History, Metaphors, Fables by Hans Blumenberg
Author:Hans Blumenberg
Language: eng
Format: epub
Publisher: Cornell University Press
5. The Abrogation of the Medieval Separation of Use and Enjoyment
A formidable objection to this account may now be raised: How, with these fundamental conditions in place, could the Middle Ages—the historical sphere of a Christian ontology—be such an untechnical era, in phenomenal terms? Against this objection, it must be brought to bear not only that the genuinely Christian driving forces in the Middle Ages were decisively hidden and kept latent by the impact of ancient metaphysics, which is hardly to be overestimated, but also that against a dynamic realization of these forces stood a peculiarity of the Middle Ages, which was to curtail the exigencies of the world and secular existence sub specie æternitatis [under the aspect of eternity]. Augustine’s formulation, according to which relations with the world were restricted to uti (use) while reserving frui (enjoyment) for the consummation of being in the hereafter as the absolute goal, provides the clearest illustration of this view.8 The significance of this reservation in keeping latent the impulses stimulating technology finds confirmation when viewed from that era’s end: among the decisive preconditions for the specific technical and economic development of the modern age is the abrogation of the difference between uti and frui, between use and enjoyment. The necessary use of nature finds fulfillment in its free and self-sufficient enjoyment.

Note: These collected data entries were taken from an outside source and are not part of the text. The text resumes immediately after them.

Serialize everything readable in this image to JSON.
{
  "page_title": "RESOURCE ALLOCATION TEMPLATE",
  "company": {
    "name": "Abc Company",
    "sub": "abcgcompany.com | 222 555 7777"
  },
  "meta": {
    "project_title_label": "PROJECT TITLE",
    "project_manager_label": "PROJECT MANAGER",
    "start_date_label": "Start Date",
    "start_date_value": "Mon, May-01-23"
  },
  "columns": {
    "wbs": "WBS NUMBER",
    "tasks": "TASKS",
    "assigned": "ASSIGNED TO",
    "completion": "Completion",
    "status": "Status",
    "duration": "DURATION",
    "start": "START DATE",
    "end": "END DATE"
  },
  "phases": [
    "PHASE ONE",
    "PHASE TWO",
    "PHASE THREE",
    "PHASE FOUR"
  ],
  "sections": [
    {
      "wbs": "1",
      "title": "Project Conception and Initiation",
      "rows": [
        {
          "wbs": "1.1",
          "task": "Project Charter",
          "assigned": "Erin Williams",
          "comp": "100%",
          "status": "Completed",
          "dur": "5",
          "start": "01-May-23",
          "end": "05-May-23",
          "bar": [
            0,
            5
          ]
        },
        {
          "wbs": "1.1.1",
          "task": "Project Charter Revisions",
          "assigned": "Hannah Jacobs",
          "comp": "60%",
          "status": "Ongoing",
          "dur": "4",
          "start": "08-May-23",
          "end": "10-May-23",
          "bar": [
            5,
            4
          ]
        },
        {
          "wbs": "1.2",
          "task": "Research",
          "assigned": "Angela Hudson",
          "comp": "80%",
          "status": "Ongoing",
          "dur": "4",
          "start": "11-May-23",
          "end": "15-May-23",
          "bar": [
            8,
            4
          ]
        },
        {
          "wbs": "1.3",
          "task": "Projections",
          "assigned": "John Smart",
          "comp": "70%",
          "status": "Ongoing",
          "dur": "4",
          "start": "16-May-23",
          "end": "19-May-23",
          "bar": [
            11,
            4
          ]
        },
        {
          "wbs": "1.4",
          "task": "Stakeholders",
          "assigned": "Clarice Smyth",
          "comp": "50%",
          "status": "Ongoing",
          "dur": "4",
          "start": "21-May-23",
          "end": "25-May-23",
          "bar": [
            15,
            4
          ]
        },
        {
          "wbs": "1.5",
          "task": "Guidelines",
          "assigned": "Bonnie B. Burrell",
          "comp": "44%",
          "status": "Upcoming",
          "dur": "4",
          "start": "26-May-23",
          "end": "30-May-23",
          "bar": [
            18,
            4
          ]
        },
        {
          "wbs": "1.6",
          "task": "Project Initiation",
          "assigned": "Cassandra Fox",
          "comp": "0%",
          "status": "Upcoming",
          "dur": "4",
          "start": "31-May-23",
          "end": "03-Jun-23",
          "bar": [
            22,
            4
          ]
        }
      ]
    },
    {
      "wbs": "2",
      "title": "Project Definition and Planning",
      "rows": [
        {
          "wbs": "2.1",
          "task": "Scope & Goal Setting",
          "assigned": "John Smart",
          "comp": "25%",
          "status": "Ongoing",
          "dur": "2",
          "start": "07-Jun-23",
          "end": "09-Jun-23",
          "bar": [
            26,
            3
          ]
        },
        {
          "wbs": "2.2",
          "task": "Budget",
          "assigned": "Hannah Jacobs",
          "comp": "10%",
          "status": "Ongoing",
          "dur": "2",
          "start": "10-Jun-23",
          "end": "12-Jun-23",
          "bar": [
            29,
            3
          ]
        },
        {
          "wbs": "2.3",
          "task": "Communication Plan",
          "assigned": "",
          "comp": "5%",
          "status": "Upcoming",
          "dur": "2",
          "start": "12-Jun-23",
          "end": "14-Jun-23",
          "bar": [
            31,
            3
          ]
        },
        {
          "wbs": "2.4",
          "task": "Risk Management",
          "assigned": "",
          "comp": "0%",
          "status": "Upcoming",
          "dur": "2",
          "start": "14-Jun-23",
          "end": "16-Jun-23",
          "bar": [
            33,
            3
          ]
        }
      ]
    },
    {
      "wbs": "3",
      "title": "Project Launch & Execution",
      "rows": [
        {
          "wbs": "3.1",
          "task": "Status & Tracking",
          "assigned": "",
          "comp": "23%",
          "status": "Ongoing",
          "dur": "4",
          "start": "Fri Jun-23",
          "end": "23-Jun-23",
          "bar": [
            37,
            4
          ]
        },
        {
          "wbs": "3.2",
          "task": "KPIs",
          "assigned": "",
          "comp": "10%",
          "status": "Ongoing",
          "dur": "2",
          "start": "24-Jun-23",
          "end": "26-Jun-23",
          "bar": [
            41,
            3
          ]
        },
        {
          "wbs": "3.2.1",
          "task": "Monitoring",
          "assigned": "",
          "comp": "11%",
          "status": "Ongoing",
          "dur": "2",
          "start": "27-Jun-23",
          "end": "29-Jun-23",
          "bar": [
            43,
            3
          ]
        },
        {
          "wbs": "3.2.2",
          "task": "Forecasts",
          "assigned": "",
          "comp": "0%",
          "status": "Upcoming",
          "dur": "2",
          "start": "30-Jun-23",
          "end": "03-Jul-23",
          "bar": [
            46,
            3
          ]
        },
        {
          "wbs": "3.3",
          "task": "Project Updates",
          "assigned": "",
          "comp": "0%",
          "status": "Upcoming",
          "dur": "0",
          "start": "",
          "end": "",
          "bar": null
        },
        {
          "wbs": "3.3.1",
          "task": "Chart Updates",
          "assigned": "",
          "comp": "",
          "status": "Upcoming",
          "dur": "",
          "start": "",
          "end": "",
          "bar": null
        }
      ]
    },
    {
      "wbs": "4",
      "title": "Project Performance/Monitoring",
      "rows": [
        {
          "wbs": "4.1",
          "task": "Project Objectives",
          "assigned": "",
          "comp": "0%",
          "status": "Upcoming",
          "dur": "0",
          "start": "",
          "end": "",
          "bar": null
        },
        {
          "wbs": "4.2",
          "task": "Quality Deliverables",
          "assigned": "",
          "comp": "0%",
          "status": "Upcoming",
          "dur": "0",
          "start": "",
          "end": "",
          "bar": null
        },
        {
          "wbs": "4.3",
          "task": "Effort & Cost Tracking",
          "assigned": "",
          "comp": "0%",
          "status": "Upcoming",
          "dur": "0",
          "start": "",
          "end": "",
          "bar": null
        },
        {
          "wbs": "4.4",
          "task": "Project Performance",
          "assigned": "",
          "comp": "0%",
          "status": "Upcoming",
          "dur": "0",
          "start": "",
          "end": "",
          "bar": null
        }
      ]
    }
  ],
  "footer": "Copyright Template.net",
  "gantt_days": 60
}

What emerges ever more clearly is that to define technology as the application of modern science is insufficient as an explanation of its place in the picture of the modern age. For it is not at all self-evident that understanding should not be sufficient unto itself and self-contained, and instead demands application. Classical antiquity found understanding [Erkenntnis] and the knowledge [Wissen] that came with it to be the highest good and the epitome of human striving, as the beginning of Aristotle’s Metaphysics testifies [Met., 1.1.980a22]. Why, at the outset of the modern age, knowledge came to be no longer sufficient unto itself can hence not be accounted for by saying it demanded to be applied. A more plausible interpretation is that the historical understanding of self and world virtually challenged modern science to adopt its instrumental function—indeed, that its own rise was decisively provoked by the advanced state of the technical will. From a philosophical perspective, the commonly assumed precedence of science over technology appears to be inverted.
The consequences of the abrogation of the fundamental medieval difference between use and enjoyment are fathomless. The instrumental use of the world in anticipation of consummation in the hereafter is essentially finite, whereas enjoyment of the world, into which mere use becomes absorbed, is infinite. The replacement of a finite picture of the world by an infinite one—a process in itself characteristic of the epochal threshold of the modern age—also marks this historical line. Though the consequences will only emerge much later, the decisive transition is, in principle, already made here, leading from the use of nature and the application of its laws to its unremitting exploitation and conquest through which the dynamic of technology furnishes its own meaning.